Unemployment job-search requirement reinstated
The state is requiring that unemployed Ohioans resume job searching if they want to continue to collect benefits. Last year the federal government authorized states to waive work-search requirements because of the pandemic. In December, the Ohio Department of Job and Family Services resumed the work-search requirement for new unemployment claims, while exempting existing claims. That will change the week of May 23, when everyone receiving benefits must apply for a job, attend a resume-writing course, or take another approved action. There are some exemptions, including for those on a temporary layoff of 45 days or less.

Cleveland council supports reopening Tamir Rice investigation
Cleveland City Council has approved a resolution asking the Justice Department to reopen the investigation into the fatal police shooting of Tamir Rice. The resolution strongly supports a request by four Democratic Ohio lawmakers to U.S. Attorney General Merrick Garland to reopen the investigation. It was closed in December after the department said it could not charge the officers. Rice was 12 when he was shot by a Cleveland officer while playing with what turned out to be a toy gun outside the Cudell Recreation Center in 2014. Ohio Senator Sherrod Brown and House members Tim Ryan, Joyce Beatty, and Marcy Kaptur are calling for the probe.

Longtime Dover mayor under scrutiny
The longtime mayor of Dover in Tuscarawas County has gone AWOL, according to city officials. The Times Reporter reports that officials are calling for the resignation of Mayor Richard Homrighausen, who hasn’t been active in more than a year. The city is investigating whether the eight-term mayor is suffering from health issues. Dover’s auditor, safety and service directors, and the mayor's secretary have been managing day-to-day operations of the 13,000 resident city.

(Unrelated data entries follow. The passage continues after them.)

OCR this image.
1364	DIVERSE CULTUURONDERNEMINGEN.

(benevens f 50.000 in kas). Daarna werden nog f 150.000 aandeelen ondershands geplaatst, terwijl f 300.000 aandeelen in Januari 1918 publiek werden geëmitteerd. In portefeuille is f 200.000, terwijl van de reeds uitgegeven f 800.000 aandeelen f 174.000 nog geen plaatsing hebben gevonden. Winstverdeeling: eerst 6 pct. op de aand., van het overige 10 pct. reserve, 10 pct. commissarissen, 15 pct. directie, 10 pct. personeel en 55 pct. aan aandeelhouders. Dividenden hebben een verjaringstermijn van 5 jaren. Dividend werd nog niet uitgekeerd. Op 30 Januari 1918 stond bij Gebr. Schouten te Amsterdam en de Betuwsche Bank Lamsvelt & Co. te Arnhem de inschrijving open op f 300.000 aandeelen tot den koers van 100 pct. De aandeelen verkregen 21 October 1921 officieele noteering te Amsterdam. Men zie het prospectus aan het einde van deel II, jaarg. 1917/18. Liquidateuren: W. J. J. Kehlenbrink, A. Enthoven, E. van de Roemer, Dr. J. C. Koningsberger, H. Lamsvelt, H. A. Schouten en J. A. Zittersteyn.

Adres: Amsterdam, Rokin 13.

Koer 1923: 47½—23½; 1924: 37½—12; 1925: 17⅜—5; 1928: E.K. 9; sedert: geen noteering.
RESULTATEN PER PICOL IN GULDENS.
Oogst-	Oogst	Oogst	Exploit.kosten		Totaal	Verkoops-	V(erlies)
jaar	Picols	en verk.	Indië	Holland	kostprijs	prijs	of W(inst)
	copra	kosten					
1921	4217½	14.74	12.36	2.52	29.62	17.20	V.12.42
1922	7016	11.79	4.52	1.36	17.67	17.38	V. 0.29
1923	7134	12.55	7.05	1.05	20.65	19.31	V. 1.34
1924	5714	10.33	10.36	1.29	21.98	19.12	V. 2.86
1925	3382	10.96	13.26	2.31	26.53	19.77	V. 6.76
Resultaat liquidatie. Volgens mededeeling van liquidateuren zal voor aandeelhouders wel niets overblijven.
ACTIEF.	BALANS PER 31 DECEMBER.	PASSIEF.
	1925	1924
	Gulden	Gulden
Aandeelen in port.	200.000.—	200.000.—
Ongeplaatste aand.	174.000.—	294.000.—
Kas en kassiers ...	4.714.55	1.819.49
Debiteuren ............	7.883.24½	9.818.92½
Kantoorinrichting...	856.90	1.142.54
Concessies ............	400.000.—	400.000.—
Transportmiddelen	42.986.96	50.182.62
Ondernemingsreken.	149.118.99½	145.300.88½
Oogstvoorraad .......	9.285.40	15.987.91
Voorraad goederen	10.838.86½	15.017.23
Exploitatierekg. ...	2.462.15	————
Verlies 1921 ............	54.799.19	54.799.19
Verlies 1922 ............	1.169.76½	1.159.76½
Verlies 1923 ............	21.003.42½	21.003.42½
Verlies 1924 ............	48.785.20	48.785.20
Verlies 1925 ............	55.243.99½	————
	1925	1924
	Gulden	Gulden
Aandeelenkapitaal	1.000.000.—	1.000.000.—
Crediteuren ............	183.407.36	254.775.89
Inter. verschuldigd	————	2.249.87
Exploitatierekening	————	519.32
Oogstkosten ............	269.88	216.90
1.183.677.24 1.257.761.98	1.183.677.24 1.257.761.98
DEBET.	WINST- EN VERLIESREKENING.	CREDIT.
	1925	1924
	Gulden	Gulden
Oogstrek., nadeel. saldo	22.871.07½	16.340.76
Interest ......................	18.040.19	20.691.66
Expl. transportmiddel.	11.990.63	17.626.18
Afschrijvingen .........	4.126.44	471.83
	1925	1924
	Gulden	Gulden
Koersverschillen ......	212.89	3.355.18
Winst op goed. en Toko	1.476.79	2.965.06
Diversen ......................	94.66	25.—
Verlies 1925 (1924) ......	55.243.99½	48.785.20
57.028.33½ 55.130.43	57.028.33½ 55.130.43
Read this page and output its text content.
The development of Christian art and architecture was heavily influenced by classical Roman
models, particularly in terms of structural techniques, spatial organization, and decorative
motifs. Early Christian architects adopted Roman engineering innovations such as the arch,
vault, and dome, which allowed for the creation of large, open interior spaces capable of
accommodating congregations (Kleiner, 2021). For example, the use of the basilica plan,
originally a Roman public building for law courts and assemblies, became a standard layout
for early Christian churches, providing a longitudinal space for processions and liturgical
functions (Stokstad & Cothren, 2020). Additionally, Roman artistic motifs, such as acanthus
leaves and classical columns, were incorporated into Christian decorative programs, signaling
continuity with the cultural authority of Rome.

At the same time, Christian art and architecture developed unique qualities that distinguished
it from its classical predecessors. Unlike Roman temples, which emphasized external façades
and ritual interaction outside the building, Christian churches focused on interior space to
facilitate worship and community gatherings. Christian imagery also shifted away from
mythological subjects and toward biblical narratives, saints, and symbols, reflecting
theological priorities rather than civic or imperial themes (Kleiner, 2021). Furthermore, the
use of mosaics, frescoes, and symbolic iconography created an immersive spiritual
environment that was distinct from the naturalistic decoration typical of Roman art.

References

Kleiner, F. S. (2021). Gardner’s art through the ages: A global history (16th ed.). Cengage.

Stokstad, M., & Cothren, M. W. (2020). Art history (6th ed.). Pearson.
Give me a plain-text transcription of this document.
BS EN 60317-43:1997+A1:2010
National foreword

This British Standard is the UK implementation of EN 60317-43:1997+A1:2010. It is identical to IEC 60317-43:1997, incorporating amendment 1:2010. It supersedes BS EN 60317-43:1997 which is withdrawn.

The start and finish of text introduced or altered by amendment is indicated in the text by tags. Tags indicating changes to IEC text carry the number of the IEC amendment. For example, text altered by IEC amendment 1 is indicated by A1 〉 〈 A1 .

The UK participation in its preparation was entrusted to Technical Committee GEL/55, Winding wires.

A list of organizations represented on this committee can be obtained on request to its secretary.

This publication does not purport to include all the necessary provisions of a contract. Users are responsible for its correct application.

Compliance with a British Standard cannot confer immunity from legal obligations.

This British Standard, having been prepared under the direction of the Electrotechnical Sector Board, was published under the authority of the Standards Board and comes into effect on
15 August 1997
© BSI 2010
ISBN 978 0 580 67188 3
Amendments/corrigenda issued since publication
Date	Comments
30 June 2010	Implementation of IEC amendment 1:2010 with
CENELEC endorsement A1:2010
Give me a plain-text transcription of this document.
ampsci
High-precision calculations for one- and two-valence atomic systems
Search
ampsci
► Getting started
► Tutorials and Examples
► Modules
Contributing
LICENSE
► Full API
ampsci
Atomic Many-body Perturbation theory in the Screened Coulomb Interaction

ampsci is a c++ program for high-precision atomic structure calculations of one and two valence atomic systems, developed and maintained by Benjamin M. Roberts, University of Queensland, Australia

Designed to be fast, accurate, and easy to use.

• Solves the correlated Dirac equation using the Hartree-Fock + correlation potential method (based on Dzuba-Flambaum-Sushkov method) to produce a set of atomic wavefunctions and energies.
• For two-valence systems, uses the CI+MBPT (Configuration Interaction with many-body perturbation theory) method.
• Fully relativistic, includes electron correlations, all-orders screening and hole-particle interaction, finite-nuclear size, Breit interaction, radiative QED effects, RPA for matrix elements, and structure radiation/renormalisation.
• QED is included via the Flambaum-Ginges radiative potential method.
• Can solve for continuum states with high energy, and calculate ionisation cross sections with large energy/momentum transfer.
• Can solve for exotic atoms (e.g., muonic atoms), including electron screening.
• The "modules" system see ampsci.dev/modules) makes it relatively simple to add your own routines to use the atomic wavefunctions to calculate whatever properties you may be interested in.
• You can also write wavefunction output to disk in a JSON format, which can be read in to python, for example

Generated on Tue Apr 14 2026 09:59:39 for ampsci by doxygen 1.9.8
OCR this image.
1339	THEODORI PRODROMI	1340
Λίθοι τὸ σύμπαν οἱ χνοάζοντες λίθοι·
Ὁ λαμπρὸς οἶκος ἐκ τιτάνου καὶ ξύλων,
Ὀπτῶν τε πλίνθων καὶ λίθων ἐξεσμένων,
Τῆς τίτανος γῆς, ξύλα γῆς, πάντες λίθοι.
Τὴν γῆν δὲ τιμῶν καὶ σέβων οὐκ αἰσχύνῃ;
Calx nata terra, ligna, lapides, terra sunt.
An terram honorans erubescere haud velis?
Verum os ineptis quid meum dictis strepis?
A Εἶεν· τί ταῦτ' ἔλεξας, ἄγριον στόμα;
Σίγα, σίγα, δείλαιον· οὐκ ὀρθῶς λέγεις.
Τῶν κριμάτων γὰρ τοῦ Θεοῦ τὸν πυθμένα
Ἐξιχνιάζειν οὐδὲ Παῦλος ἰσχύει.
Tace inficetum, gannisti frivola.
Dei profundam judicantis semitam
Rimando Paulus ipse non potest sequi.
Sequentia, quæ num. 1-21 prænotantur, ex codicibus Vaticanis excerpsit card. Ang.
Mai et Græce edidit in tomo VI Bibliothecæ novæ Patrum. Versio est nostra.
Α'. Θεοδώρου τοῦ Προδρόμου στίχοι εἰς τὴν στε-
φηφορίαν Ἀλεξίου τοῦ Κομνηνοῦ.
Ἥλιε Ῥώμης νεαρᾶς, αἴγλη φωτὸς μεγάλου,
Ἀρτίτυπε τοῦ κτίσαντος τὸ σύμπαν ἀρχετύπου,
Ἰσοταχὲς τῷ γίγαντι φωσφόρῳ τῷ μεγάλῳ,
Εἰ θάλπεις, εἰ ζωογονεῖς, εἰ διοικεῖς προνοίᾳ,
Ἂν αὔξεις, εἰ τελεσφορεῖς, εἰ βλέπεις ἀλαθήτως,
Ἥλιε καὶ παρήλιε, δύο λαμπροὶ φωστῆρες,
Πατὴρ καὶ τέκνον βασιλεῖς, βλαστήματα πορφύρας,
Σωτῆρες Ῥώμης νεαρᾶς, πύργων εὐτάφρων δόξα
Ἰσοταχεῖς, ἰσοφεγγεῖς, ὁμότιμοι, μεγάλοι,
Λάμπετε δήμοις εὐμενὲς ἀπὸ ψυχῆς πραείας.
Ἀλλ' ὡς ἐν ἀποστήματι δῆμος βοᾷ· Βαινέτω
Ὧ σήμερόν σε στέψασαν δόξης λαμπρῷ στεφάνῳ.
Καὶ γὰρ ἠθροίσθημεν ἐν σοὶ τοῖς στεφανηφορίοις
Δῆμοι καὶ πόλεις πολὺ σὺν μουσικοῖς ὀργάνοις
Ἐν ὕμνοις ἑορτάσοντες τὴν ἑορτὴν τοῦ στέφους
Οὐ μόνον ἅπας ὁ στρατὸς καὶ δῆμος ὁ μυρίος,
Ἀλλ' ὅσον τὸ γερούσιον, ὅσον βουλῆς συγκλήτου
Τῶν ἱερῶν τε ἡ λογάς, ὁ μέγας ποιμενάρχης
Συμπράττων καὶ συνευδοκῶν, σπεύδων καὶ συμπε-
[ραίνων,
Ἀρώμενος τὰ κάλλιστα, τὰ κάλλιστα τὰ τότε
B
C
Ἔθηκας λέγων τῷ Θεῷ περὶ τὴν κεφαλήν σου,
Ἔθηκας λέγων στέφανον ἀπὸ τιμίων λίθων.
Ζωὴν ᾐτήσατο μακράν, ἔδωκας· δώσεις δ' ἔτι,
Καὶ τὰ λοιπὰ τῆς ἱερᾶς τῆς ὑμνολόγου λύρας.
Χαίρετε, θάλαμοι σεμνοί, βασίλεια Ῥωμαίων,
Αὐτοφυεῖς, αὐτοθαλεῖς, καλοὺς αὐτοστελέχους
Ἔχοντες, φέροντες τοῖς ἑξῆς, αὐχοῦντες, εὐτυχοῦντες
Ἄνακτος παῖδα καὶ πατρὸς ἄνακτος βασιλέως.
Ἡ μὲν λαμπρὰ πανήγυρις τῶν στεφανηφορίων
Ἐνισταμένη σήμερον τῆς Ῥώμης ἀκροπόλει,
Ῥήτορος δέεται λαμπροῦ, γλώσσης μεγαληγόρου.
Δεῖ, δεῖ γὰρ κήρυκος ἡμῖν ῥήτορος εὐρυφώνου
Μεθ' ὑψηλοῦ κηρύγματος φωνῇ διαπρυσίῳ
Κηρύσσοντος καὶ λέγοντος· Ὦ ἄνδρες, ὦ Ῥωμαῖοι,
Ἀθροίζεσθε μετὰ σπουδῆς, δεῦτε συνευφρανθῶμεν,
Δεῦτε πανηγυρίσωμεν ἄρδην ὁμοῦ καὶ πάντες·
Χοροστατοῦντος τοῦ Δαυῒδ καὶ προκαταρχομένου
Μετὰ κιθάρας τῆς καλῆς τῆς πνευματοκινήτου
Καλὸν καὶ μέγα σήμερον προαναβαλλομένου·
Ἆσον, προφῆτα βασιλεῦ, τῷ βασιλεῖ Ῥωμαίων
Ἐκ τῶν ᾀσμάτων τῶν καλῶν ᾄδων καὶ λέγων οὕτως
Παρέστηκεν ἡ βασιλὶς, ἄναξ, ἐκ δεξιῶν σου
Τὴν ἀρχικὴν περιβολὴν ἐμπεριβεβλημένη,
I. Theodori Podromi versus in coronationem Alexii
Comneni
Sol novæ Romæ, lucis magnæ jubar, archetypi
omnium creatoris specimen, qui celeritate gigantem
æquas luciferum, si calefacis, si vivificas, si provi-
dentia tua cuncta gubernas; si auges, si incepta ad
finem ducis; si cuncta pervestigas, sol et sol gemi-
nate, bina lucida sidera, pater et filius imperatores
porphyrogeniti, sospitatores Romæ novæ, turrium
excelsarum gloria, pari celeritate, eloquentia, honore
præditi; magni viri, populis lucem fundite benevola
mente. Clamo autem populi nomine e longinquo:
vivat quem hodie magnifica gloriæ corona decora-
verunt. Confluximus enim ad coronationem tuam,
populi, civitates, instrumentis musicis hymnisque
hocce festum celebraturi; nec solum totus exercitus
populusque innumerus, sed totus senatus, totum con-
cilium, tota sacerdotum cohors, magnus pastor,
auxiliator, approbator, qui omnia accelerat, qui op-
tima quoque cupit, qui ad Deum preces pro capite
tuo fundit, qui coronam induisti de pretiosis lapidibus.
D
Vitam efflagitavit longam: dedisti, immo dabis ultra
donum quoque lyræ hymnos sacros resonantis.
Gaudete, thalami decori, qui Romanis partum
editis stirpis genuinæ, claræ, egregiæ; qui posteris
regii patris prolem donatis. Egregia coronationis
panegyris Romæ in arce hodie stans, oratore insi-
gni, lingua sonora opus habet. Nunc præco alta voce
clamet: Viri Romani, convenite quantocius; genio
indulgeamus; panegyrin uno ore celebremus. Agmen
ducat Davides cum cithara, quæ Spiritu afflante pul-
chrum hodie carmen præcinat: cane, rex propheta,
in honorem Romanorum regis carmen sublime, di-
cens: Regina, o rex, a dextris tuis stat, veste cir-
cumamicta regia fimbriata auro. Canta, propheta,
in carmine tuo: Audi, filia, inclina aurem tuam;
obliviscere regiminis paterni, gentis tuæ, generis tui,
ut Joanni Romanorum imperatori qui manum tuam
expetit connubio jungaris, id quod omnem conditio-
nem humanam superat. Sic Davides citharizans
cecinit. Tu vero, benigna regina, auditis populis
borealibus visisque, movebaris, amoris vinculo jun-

Cleveland council set to implement public comment period
Cleveland City Council members on Monday said they welcomed the idea of hearing public comment at regular meetings, although they stopped short of voting on a specific proposal. Ideastream reports that at a committee hearing, council staff presented a draft summary of a rule change allowing for 30 minutes of comment at weekly meetings, with residents and others getting two to three minutes each. A resident-led campaign drafted legislation after learning that there is no formal public comment period at meetings in the city’s law books. Council will vote on an ordinance once it’s drafted.

State gambling revenue sets record
The state’s gambling industry has fully rebounded from the pandemic, which forced all 11 casinos and racinos in the state to close for several months last year. Revenue was a record $217 million in April. The previous record for any month was $184.2 million in March 2019. The state’s racinos saw revenue jump nearly 40% from the same month in 2019, and revenue at casinos is up about 30%.

Great Lakes water surge eases after 2 record-setting years
After two years of record high water, the Great Lakes are getting a break. The U.S. Army Corps of Engineers says the lakes have dropped steadily since last fall and should remain below 2020 levels for at least the next six months. That's because of unusually dry weather. Winter's snowfall was well below normal and the lakes had relatively little ice cover. Low humidity and sunny skies have boosted evaporation. But John Allis of the Army Corps says it's too early to declare an end to the high-water period that has done heavy damage to homes and infrastructure along shorelines.

School board official resigns after denying systemic racism
A Dayton-area school board member has resigned as president of the Ohio School Boards Association. Dayton Daily News reports Scott Huddle’s resignation comes after he told parents at a school board meeting in his district that there is no evidence that systemic racism exists and that society has improved since the time of slavery. Huddle will be replaced by the current president-elect, Robert M. Heard Sr., a member of the Cleveland board of education.